Second PLS direction is identified by removing from each of the variables $X$s, the part which is already explained by $Z_1$. This can be done by regressing the each variable on $Z_1$ and then taking the residuals. These residuals are then used to determine the second principal component. This iterative approach is performed $M$ times to identify the PLS components $Z_1, Z_2, …, Z_M$, which are then used to find the least squares fit of $Y$. $M$ is a tuning parameter, which can be found using cross-validation. We need to standardize the predictors and response before performing PLS. In practice it often performs no better than ridge regression or PCR.

6.4 Considerations in High Dimensions

6.4.1 High-Dimensional Data

Data set which has considerably more features than observations are termed as high-dimensional data set.
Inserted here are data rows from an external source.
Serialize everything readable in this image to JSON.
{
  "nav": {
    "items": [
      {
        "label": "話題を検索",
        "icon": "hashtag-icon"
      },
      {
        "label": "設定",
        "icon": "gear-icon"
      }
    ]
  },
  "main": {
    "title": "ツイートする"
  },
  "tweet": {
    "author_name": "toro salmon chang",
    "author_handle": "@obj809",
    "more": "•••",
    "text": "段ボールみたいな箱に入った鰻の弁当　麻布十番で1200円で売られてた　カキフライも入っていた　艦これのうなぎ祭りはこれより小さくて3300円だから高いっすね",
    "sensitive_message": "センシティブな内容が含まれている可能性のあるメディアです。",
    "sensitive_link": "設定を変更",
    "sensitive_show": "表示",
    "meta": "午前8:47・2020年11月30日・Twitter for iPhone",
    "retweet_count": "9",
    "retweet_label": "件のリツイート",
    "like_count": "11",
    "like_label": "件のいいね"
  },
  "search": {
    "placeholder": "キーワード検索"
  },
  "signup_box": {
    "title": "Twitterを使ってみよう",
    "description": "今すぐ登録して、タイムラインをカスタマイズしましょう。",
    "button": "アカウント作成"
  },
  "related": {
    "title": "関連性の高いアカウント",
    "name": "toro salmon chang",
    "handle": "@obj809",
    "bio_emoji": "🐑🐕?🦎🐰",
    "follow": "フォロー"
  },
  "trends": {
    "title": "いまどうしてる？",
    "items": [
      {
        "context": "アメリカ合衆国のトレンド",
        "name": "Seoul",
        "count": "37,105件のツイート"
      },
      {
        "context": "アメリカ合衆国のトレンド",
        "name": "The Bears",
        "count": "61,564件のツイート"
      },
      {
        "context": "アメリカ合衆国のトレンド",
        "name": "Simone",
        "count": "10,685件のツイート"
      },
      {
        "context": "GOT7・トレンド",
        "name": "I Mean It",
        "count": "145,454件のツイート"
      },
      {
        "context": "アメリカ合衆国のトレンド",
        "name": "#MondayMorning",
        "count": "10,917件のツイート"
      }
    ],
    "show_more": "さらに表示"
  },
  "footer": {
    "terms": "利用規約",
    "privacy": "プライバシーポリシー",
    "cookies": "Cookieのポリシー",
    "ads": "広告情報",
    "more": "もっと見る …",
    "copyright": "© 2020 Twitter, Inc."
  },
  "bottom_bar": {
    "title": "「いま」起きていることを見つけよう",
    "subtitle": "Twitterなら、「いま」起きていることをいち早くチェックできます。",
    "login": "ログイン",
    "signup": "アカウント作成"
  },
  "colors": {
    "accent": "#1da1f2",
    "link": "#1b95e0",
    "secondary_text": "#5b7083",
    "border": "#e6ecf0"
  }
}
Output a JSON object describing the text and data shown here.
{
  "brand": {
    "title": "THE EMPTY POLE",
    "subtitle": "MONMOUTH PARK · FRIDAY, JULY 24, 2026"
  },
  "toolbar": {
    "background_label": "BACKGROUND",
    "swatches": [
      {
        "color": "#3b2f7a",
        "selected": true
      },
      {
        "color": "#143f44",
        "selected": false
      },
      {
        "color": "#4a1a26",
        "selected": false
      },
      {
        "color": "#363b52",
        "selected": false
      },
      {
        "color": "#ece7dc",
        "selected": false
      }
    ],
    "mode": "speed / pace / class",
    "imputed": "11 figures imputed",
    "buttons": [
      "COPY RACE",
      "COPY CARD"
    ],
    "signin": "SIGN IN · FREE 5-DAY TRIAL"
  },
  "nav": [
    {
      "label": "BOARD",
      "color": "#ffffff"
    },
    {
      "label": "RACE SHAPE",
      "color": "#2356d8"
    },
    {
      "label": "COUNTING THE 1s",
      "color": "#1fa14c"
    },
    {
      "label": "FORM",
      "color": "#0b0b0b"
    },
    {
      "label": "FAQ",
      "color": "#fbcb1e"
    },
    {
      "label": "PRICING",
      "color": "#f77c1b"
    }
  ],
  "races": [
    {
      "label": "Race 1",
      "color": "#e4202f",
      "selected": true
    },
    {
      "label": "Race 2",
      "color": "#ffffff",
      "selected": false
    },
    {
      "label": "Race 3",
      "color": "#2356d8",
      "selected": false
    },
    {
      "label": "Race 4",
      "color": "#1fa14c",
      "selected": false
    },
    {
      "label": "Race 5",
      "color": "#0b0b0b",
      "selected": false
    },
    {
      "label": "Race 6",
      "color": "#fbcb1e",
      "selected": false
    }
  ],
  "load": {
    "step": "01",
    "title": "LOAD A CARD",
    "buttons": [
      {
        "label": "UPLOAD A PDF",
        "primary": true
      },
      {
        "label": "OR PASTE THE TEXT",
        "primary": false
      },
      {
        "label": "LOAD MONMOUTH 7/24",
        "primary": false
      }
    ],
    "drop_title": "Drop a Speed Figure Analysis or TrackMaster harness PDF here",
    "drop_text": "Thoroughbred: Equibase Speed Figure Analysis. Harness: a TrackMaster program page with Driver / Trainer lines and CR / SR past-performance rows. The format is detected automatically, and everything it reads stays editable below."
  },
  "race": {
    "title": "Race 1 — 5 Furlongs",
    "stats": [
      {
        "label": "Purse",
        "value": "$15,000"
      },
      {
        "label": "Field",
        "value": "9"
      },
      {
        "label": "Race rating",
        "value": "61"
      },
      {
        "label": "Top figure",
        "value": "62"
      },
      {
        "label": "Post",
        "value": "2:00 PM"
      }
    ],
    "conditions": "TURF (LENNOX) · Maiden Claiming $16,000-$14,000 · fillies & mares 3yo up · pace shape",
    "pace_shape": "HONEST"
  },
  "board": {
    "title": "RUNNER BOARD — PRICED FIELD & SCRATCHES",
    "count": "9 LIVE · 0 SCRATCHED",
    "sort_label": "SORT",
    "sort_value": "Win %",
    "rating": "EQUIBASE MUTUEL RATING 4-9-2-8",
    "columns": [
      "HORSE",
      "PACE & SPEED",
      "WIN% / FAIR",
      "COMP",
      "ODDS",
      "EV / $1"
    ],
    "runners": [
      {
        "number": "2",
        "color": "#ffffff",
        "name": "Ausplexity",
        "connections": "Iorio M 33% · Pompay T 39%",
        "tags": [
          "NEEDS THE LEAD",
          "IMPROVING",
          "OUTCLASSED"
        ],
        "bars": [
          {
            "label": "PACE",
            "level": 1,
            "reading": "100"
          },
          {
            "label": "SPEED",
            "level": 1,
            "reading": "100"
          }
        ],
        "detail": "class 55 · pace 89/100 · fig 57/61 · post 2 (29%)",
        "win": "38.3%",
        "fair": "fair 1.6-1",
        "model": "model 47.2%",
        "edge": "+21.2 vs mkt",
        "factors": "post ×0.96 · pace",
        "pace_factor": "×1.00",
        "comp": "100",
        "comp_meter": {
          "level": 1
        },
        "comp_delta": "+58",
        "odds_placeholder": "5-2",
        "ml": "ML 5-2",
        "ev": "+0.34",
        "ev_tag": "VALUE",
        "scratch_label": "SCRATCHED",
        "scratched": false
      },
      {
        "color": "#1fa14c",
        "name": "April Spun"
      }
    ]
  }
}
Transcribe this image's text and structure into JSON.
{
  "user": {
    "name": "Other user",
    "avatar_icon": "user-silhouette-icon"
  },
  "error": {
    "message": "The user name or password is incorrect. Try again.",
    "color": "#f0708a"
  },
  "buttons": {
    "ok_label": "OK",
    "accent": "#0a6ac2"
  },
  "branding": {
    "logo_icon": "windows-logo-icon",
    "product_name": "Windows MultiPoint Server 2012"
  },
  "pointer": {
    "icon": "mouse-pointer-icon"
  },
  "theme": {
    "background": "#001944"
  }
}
Classical approaches such as least squares linear regressions are not suitable for this setting.

6.4.2 What Goes Wrong in High Dimensions?

In a high-dimensional setting, no matter whether there is a true relationship between the features and the response, classical approaches will lead to the models which will be a perfect fit to the data (residuals are 0). This is problematic as these perfect fit will lead to overfitting. For example, when $p \approx n$ or $p > n$, the least square line will is too flexible and hence overfits the data. Hence, we need to take extra care while analyzing high-dimensional data sets and always evaluate model performance on an independent test set. The various approaches to predict test MSE, such as $C_p$, BIC, AIC and adjusted $R^2$ does not perform well in high-dimensional settings and hence alternative approaches, best suited for high-dimensional settings are required.

6.4.3 Regression in High Dimensions

Various approaches that are described for fitting a less flexible least square models (subset selection, stepwise selection, ridge regression, lasso) perorm well in high-dimensional setting. While using these models in high-dimensional setting we should always follow these points:

  • Regularization or shrinkage plays a key-role in high dimensional setting

  • Selection of appropriate tuning parameter is key for good prediction accuracy

  • Test error will increase as the dimensionality of the problem increases, until and unless the added features are truely associated with the response (also called as curse of dimensionality).

Hence, more extensive data collection can lead to overfitted model without much improvement in the prediction accuracy until and unless new features are associated with response.

6.4.4 Interpreting Results in High Dimensions

In high-dimensional setting, the problem of multi-collinearity (variables in the regression might be correlated to each other) is a huge problem and hence we can not truly identify the variables which are predictive of the outcome. This may lead to overstating the results as the predictors included in the model will not be the only one which can predict the response efficiently. There may be a case that if we design a model based on a fresh training data, we may lead to get a different set of significant predictors but the model accuracy will remain unchanged.

Apart from this, it would be misleading to report traditional measures for the goodness of fit (p-value, $R^2$ statistic) on the training data as the statistic for model performance as it is easy to obtain 0 residuals. Instead, we can report the results obtained on an independent test set or may perform cross-validation.